Мы сбиты с толку одним и тем же вопросом: как у нас получается порой изгнать этих призраков? Как нам удается отбросить линзу, предназначенную нам судьбой и интернализированными потребностями, которые всегда сопутствуют эпизодам нашей личной истории? Как нам вообще удается разорвать эти заразные суждения, твердящие «Я не соответствую тому, чем я должен быть;
Все мы продолжаем использовать старый магический тип мышления, мы смешиваем внешнее и внутреннее, не проводим различия между нашей сущностью и происходящими с нами событиями. И, таким образом, наши раны, наши неудачи и недостатки порабощают нас, а мы при это не осознаем, что наши ближние мучаются от тех же самых сомнений и затруднений. Если бы мы выслушали истории других (чем я имею честь заниматься всю жизнь), наши защитные механизмы самоустранились бы и мы сопереживали бы другим больше, чем самим себе. Сострадание и сочувствие – эти слова подразумевают способность прочувствовать страдание другого, но, находясь в заколдованном кругу самоуничижения и жалости к себе, мы никогда не сможем понять дилемму другого человека, как не сможем понять и того, что страдаем все мы от одних и тех же заблуждений. Кто все знает, все прощает – эта старая французская поговорка каждый раз, когда мы слушаем историю другого, проверяет нас на прочность. Неужели ничто не в состоянии растопить наше сердце и разбить выстроенные страхом защитные механизмы? Как мулы, работающие на мельнице, мы ходим по кругу, протаптывая одну и ту же пустынную и бесплодную колею.

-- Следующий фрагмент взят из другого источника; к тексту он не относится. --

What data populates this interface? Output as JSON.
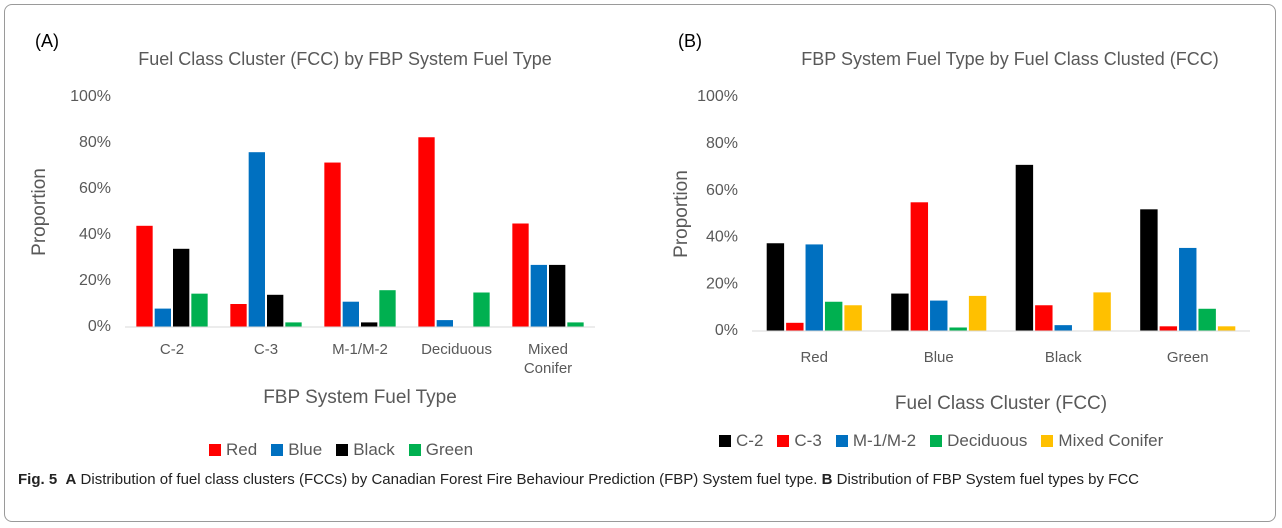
{
  "chart_data": [
    {
      "type": "bar",
      "panel_label": "(A)",
      "title": "Fuel Class Cluster (FCC) by FBP System Fuel Type",
      "x_label": "FBP System Fuel Type",
      "y_label": "Proportion",
      "categories": [
        "C-2",
        "C-3",
        "M-1/M-2",
        "Deciduous",
        "Mixed Conifer"
      ],
      "series": [
        {
          "name": "Red",
          "color": "#ff0000",
          "values": [
            44,
            10,
            71.5,
            82.5,
            45
          ]
        },
        {
          "name": "Blue",
          "color": "#0070c0",
          "values": [
            8,
            76,
            11,
            3,
            27
          ]
        },
        {
          "name": "Black",
          "color": "#000000",
          "values": [
            34,
            14,
            2,
            0,
            27
          ]
        },
        {
          "name": "Green",
          "color": "#00b050",
          "values": [
            14.5,
            2,
            16,
            15,
            2
          ]
        }
      ],
      "ylim": [
        0,
        100
      ],
      "yticks": [
        {
          "value": 0,
          "label": "0%"
        },
        {
          "value": 20,
          "label": "20%"
        },
        {
          "value": 40,
          "label": "40%"
        },
        {
          "value": 60,
          "label": "60%"
        },
        {
          "value": 80,
          "label": "80%"
        },
        {
          "value": 100,
          "label": "100%"
        }
      ],
      "grid": false,
      "legend": "bottom"
    },
    {
      "type": "bar",
      "panel_label": "(B)",
      "title": "FBP System Fuel Type by Fuel Class Clusted (FCC)",
      "x_label": "Fuel Class Cluster (FCC)",
      "y_label": "Proportion",
      "categories": [
        "Red",
        "Blue",
        "Black",
        "Green"
      ],
      "series": [
        {
          "name": "C-2",
          "color": "#000000",
          "values": [
            37.5,
            16,
            71,
            52
          ]
        },
        {
          "name": "C-3",
          "color": "#ff0000",
          "values": [
            3.5,
            55,
            11,
            2
          ]
        },
        {
          "name": "M-1/M-2",
          "color": "#0070c0",
          "values": [
            37,
            13,
            2.5,
            35.5
          ]
        },
        {
          "name": "Deciduous",
          "color": "#00b050",
          "values": [
            12.5,
            1.5,
            0,
            9.5
          ]
        },
        {
          "name": "Mixed Conifer",
          "color": "#ffc000",
          "values": [
            11,
            15,
            16.5,
            2
          ]
        }
      ],
      "ylim": [
        0,
        100
      ],
      "yticks": [
        {
          "value": 0,
          "label": "0%"
        },
        {
          "value": 20,
          "label": "20%"
        },
        {
          "value": 40,
          "label": "40%"
        },
        {
          "value": 60,
          "label": "60%"
        },
        {
          "value": 80,
          "label": "80%"
        },
        {
          "value": 100,
          "label": "100%"
        }
      ],
      "grid": false,
      "legend": "bottom"
    }
  ],
  "caption": {
    "label": "Fig. 5",
    "a_label": "A",
    "a_text": "Distribution of fuel class clusters (FCCs) by Canadian Forest Fire Behaviour Prediction (FBP) System fuel type.",
    "b_label": "B",
    "b_text": "Distribution of FBP System fuel types by FCC"
  }
}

Но в отличие от мула мы обладаем воображением. Именно недостаток воображения порождает комплексы, раскол личности и фрактально множащиеся императивы. В результате одни и те же события, сценарии и давно отжившие ситуации. Но у нас есть воображение, мы можем представить что-то новое, по крайней мере, отыскать какую-то альтернативу. Немецкое слово Einbildungskraft (воображение) буквально означает умение сотворить образ. И этот образ должен быть шире или, по крайней мере, отличаться от навязанного комплексом представления о себе и о мире. Ограниченность воображения мула приговаривает его к хождению по кругу, но человек обладает ключом к освобождению, и этот ключ – воображение.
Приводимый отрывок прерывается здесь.